Further north, Denmark has said it expects to have all of its 5.8 million residents vaccinated by July 25th, a week earlier than expected, due to the arrival of a larger consignment of the Johnson & Johnson vaccine.

Danish prime minister Mette Frederiksen has presented a timetable for the gradual rollback of restrictions in April and May as vaccination of the over-50s is completed.

Sweden

Meanwhile Sweden is likely to delay the relaxation of restrictions next month after a request from its public health agency.

Sweden’s state epidemiologist Anders Tegnell told the government in a letter that the number of new Covid-19 cases increased by 16 per cent between the week ending March 14th and the week ending March 24th.

“Making any changes in this situation would send a signal that the risk had reduced,” he said in an interview.

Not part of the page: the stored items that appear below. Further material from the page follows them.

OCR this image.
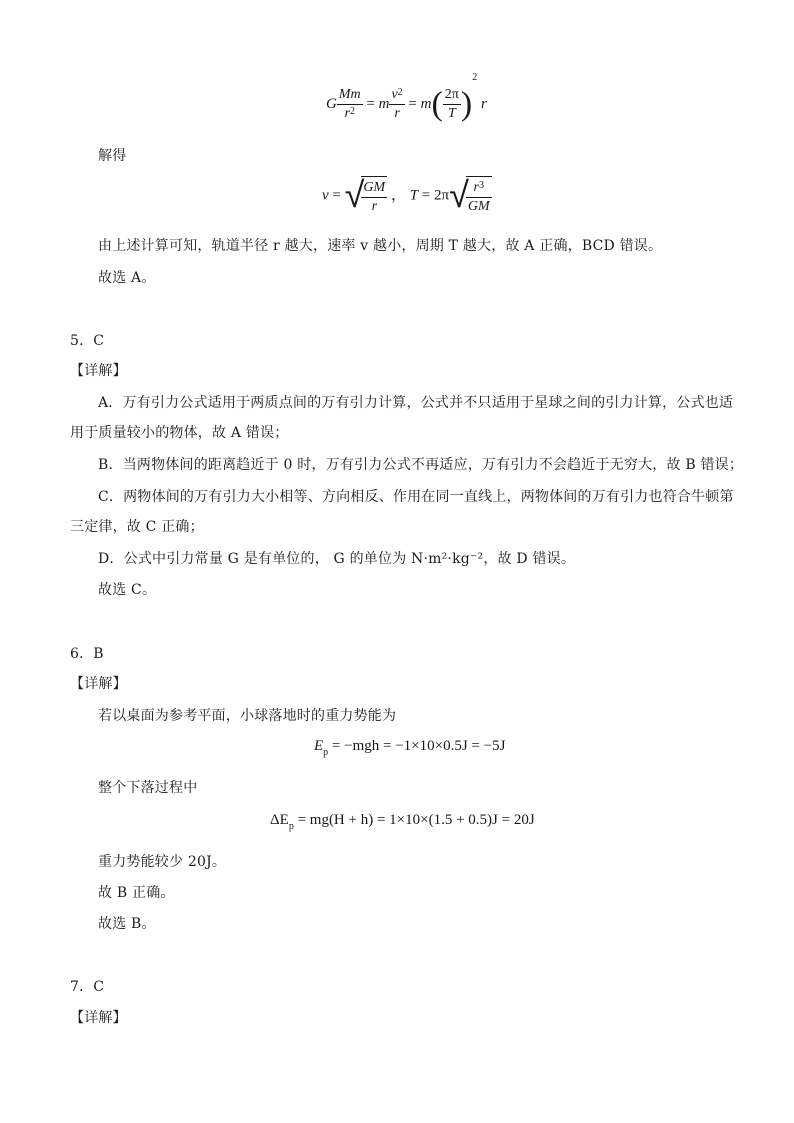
G $\frac{Mm}{r^2} = m \frac{v^2}{r} = m( \frac{2\pi}{T} )^2$ r
解得
v = √
$\frac{GM}{r}$ ， T = 2π√
$\frac{r^3}{GM}$
由上述计算可知，轨道半径 r 越大，速率 v 越小，周期 T 越大，故 A 正确，BCD 错误。
故选 A。
5．C
【详解】
A．万有引力公式适用于两质点间的万有引力计算，公式并不只适用于星球之间的引力计算，公式也适
用于质量较小的物体，故 A 错误；
B．当两物体间的距离趋近于 0 时，万有引力公式不再适应，万有引力不会趋近于无穷大，故 B 错误；
C．两物体间的万有引力大小相等、方向相反、作用在同一直线上，两物体间的万有引力也符合牛顿第
三定律，故 C 正确；
D．公式中引力常量 G 是有单位的， G 的单位为 N·m²·kg⁻²，故 D 错误。
故选 C。
6．B
【详解】
若以桌面为参考平面，小球落地时的重力势能为
$E_p = -mgh = -1\times 10\times 0.5J = -5J$
整个下落过程中
$\Delta E_p = mg(H + h) = 1\times 10\times(1.5 + 0.5)J = 20J$
重力势能较少 20J。
故 B 正确。
故选 B。
7．C
【详解】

“When adherence reduces that can have extremely large effects on the spread of infection.”

Sweden’s government had been planning to raise the maximum number allowed attend an event to 50 indoors and 100 outdoors from April 11th.

With 10 million residents and 13,430 deaths so far, Sweden’s death rate per capita is many times higher than that of its Nordic neighbours – though lower than some European countries that opted for tighter lockdowns.